Harapan Baru Pasien SMA di Indonesia, Terapi Gen Pertama Resmi Disetujui BPOM

Kamis 27-08-2026,14:03 WIB
Harapan Baru Pasien SMA di Indonesia, Terapi Gen Pertama Resmi Disetujui BPOM

Terapi Gen Pertama untuk SMA Resmi Dapat Izin Edar BPOM, Novartis Indonesia Dorong Diagnosis Dini---Dok. Istimewa

Berdasarkan data PhRMA, saat ini hanya sekitar 9 persen obat-obatan baru di dunia yang tersedia di Indonesia, sementara hanya 2 persen yang masuk dalam program jaminan kesehatan nasional.

Taruna mengatakan BPOM terus berupaya meningkatkan kapasitas regulatori Indonesia. Salah satunya ditunjukkan melalui keberhasilan BPOM memperoleh status WHO Listed Authority (WLA) dari Organisasi Kesehatan Dunia (WHO).

Diagnosis Dini Menjadi Kunci Penanganan SMA

Dalam forum tersebut, pembahasan kemudian diarahkan pada tantangan penyakit langka di Indonesia, pentingnya mengenali gejala SMA sejak dini, perjalanan pasien, hingga perkembangan terapi.

Ketua Pusat Pelayanan Terpadu Penyakit Langka RSUPN Dr Cipto Mangunkusumo, Prof. Dr. dr.
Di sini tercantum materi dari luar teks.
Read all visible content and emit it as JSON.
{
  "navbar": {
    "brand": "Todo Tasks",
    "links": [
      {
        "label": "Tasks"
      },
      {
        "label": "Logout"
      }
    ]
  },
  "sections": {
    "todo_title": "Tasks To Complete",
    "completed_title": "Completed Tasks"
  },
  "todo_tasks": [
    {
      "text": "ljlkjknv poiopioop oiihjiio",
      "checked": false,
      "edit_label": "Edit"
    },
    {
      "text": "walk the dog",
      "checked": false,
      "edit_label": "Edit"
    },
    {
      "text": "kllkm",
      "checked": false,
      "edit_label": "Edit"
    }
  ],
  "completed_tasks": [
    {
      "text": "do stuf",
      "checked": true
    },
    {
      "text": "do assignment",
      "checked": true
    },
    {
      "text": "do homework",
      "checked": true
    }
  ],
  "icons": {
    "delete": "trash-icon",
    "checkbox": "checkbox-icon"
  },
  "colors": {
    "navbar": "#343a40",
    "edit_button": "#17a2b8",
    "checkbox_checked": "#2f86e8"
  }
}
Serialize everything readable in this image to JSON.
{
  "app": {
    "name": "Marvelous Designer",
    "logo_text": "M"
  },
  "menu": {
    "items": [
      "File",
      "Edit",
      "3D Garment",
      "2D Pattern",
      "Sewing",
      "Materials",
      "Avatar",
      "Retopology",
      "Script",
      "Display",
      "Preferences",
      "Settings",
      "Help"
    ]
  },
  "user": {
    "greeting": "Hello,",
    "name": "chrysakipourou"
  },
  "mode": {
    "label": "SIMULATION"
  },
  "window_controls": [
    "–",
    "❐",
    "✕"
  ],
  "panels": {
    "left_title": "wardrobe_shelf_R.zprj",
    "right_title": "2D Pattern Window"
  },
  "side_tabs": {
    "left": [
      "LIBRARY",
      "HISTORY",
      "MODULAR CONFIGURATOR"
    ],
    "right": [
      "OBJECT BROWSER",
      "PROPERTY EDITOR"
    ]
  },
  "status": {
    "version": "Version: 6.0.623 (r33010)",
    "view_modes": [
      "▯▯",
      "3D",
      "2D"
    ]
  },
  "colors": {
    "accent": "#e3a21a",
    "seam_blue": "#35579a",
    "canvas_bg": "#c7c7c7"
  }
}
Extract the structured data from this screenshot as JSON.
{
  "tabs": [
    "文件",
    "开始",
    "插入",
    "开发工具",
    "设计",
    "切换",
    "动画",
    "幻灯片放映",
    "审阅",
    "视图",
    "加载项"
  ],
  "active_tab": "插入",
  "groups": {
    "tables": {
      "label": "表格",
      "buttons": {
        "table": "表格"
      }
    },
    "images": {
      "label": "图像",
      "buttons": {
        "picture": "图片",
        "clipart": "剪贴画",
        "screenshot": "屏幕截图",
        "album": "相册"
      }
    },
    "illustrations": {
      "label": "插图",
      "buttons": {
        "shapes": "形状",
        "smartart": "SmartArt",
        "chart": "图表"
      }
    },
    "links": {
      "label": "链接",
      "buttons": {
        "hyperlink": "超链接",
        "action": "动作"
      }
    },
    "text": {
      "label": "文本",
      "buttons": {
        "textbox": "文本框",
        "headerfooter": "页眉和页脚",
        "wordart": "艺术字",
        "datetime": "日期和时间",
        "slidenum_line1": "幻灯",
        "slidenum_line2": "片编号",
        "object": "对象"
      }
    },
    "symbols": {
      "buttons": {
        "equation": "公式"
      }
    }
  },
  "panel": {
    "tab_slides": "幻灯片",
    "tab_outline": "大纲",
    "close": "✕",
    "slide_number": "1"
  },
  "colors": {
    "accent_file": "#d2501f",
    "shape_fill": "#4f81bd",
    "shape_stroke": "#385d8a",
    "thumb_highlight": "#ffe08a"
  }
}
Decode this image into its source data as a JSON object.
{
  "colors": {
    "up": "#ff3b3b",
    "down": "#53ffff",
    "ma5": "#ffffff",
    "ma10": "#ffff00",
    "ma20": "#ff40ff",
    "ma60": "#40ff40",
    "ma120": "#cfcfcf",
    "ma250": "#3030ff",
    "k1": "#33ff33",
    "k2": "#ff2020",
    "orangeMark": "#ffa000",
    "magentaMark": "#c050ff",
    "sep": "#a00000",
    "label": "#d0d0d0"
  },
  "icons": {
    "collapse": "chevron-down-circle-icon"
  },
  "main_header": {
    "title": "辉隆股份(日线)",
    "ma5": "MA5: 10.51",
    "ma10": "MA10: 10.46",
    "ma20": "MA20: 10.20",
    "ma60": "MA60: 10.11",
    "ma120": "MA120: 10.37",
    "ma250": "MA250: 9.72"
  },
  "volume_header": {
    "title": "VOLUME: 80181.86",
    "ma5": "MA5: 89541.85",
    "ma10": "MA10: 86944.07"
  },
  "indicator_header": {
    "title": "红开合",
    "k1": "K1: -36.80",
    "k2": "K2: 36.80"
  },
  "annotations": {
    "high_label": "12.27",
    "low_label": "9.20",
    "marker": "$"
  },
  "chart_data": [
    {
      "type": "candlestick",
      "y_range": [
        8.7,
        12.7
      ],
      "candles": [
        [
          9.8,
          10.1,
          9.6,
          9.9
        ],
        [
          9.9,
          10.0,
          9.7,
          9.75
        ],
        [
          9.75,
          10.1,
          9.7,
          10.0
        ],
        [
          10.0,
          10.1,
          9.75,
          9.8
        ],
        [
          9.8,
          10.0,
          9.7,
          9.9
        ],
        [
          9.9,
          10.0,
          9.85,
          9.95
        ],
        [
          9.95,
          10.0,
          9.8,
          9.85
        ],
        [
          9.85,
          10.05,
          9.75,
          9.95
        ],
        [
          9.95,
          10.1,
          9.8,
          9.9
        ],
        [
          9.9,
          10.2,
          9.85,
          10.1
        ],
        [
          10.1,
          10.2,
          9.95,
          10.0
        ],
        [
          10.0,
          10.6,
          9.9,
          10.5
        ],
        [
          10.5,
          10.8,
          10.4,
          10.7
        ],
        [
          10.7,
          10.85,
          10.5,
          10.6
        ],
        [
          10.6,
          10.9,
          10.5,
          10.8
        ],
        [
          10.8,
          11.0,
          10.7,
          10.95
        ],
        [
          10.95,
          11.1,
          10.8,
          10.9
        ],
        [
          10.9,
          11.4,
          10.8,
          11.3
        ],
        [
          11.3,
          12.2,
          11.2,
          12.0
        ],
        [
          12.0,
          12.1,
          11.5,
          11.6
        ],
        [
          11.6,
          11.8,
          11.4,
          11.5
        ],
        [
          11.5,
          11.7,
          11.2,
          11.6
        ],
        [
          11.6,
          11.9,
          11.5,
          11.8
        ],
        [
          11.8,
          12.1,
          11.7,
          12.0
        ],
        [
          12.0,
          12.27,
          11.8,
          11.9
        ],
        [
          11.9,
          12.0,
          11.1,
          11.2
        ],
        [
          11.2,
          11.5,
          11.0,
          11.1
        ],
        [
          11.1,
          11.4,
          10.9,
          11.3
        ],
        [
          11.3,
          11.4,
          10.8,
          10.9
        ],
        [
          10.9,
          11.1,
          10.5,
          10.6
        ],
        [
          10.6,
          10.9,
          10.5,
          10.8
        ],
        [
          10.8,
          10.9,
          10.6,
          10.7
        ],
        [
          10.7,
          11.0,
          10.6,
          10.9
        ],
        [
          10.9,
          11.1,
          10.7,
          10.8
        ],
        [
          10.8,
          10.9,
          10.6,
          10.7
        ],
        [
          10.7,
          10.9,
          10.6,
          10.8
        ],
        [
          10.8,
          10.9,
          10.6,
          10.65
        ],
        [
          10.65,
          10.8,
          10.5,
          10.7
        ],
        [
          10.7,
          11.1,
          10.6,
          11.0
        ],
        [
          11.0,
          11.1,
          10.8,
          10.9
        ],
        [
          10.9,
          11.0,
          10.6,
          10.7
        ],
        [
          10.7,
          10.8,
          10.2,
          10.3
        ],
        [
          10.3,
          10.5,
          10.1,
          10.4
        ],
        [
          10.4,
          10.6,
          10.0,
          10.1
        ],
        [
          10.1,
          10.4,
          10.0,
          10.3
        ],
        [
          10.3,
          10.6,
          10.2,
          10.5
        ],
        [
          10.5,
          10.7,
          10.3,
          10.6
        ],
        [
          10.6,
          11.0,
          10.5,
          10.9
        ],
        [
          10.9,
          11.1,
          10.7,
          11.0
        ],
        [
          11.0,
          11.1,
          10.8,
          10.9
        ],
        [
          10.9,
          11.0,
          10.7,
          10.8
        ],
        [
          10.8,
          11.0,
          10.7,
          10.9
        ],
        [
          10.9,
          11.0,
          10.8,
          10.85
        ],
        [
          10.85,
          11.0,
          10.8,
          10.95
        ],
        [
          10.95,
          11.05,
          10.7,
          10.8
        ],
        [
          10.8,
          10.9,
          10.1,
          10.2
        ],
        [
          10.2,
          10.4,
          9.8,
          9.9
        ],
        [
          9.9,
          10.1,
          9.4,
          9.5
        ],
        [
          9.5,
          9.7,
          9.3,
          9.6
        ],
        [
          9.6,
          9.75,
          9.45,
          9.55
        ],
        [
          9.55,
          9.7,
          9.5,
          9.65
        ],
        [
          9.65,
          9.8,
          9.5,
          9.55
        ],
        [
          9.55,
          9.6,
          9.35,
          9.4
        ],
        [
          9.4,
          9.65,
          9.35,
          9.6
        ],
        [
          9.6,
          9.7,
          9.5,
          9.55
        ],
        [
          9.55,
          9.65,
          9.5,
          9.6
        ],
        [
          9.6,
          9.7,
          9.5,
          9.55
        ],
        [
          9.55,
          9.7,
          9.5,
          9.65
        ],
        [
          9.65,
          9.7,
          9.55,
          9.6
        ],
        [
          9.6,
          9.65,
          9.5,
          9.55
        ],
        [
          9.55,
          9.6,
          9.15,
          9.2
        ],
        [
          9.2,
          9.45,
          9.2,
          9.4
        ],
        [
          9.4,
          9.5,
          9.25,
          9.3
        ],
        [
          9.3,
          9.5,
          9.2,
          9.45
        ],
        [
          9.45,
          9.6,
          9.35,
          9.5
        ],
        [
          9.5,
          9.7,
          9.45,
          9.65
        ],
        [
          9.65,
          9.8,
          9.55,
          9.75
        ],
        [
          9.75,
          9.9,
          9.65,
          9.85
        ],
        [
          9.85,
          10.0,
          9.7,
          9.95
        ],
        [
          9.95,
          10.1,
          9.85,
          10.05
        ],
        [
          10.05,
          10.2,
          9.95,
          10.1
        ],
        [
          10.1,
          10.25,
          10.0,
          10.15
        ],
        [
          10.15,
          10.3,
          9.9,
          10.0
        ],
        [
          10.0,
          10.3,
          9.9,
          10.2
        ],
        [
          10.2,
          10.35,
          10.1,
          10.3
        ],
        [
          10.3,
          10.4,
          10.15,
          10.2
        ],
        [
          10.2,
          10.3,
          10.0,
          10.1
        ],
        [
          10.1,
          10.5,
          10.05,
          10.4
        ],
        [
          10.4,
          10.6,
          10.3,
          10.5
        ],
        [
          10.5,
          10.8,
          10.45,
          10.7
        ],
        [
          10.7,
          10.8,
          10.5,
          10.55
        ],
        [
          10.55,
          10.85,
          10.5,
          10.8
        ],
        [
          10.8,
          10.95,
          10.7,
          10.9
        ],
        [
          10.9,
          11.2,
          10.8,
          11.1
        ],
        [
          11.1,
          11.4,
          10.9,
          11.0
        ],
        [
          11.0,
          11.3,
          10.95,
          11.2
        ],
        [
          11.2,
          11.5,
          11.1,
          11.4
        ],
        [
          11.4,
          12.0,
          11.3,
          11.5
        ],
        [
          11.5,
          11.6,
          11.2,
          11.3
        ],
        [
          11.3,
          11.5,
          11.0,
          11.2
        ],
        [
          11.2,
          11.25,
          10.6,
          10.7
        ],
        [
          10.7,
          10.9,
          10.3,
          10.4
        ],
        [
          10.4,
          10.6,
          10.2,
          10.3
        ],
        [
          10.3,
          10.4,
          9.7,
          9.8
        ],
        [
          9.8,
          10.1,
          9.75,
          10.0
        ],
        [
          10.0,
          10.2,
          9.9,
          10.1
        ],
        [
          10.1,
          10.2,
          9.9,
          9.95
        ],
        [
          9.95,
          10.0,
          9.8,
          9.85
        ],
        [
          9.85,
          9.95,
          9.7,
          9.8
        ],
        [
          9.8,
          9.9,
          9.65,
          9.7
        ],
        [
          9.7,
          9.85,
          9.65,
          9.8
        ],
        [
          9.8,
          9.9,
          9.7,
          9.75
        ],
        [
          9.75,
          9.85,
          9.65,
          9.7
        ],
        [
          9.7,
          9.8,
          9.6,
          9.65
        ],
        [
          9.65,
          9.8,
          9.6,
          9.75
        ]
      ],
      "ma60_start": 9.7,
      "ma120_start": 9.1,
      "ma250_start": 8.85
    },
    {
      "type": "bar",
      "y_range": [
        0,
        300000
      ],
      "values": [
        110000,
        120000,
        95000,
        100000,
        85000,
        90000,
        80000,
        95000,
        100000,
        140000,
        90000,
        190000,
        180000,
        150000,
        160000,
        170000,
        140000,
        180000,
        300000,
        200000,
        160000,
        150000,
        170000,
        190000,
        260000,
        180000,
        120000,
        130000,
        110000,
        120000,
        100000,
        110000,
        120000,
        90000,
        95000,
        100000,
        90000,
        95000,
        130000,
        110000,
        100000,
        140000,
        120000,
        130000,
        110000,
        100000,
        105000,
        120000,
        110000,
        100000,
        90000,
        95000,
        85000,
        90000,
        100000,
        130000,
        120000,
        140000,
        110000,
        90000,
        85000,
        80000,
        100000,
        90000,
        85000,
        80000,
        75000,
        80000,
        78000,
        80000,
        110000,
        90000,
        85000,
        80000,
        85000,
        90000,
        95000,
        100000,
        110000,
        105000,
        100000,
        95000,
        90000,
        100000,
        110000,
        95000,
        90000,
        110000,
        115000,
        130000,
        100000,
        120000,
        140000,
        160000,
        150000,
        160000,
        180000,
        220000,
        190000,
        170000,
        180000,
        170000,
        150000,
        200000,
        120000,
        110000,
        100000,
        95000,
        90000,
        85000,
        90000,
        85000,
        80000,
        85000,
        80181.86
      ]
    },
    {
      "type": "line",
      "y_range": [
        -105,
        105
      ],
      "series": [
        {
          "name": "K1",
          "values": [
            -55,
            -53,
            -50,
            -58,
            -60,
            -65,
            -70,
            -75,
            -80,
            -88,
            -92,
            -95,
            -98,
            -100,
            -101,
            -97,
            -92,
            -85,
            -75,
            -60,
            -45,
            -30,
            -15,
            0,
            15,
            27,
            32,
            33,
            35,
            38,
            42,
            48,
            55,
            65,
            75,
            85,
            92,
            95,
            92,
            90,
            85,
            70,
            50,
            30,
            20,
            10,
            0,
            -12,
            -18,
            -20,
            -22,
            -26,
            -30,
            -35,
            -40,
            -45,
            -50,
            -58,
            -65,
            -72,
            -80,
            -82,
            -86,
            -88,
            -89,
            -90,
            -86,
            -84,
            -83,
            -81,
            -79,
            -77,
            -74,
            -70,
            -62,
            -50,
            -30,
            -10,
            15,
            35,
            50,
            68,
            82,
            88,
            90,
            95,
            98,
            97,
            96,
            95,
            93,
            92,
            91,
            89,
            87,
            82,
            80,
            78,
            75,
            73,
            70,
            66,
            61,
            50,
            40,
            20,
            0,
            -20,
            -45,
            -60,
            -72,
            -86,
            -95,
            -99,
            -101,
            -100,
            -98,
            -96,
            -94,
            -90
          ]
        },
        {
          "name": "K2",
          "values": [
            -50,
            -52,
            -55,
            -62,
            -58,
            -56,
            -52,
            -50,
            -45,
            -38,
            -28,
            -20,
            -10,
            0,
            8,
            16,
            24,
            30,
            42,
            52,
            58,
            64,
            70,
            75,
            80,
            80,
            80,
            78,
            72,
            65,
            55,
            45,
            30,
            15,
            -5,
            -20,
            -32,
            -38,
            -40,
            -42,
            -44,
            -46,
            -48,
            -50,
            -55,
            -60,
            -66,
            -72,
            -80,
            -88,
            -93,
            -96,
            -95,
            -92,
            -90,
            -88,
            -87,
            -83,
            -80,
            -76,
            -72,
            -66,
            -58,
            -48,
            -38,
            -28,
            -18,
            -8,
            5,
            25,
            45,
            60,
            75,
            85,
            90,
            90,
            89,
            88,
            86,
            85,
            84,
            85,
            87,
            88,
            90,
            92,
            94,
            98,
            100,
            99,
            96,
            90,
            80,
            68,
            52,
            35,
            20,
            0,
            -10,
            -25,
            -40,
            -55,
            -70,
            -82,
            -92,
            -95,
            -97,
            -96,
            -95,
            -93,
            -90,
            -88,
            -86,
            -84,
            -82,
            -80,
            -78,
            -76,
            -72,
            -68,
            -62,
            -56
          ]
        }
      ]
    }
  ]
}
Damayanti Rusli Sjarif, Ph.D, Sp.A, Subsp. NPM(K), mengatakan SMA tidak hanya berdampak terhadap kondisi medis pasien.

Menurutnya, penyakit tersebut juga dapat memberikan dampak psikososial dan ekonomi bagi pasien serta keluarga. Karena itu, diperlukan ekosistem pelayanan kesehatan yang kuat untuk menangani penyakit langka.

Ekosistem tersebut mencakup peningkatan kesadaran masyarakat, penguatan kapasitas tenaga kesehatan, sistem rujukan yang efektif, layanan multidisiplin, serta sistem data pasien yang terintegrasi dan komprehensif.

“Masuknya inovasi terapi ke Indonesia harus diimbangi dengan penguatan sistem rujukan medis terpadu dari fasilitas pelayanan primer hingga pusat rujukan penyakit langka, serta adanya kebijakan nasional dalam penanganan dan pembiayaan penyakit langka, termasuk SMA,” tambahnya.

Ketua Unit Kerja Koordinasi Neurologi Ikatan Dokter Anak Indonesia (IDAI), dr. Amanda Soebadi, Sp.A, Subsp. Neuro(K), M.Med (Clin Neurophysiol), juga menekankan pentingnya mengenali gejala SMA sejak awal.

Sejumlah tanda yang perlu mendapat perhatian antara lain kelemahan otot, keterlambatan perkembangan motorik, bayi yang terlihat lemas atau floppy baby, serta gangguan menelan maupun bernapas.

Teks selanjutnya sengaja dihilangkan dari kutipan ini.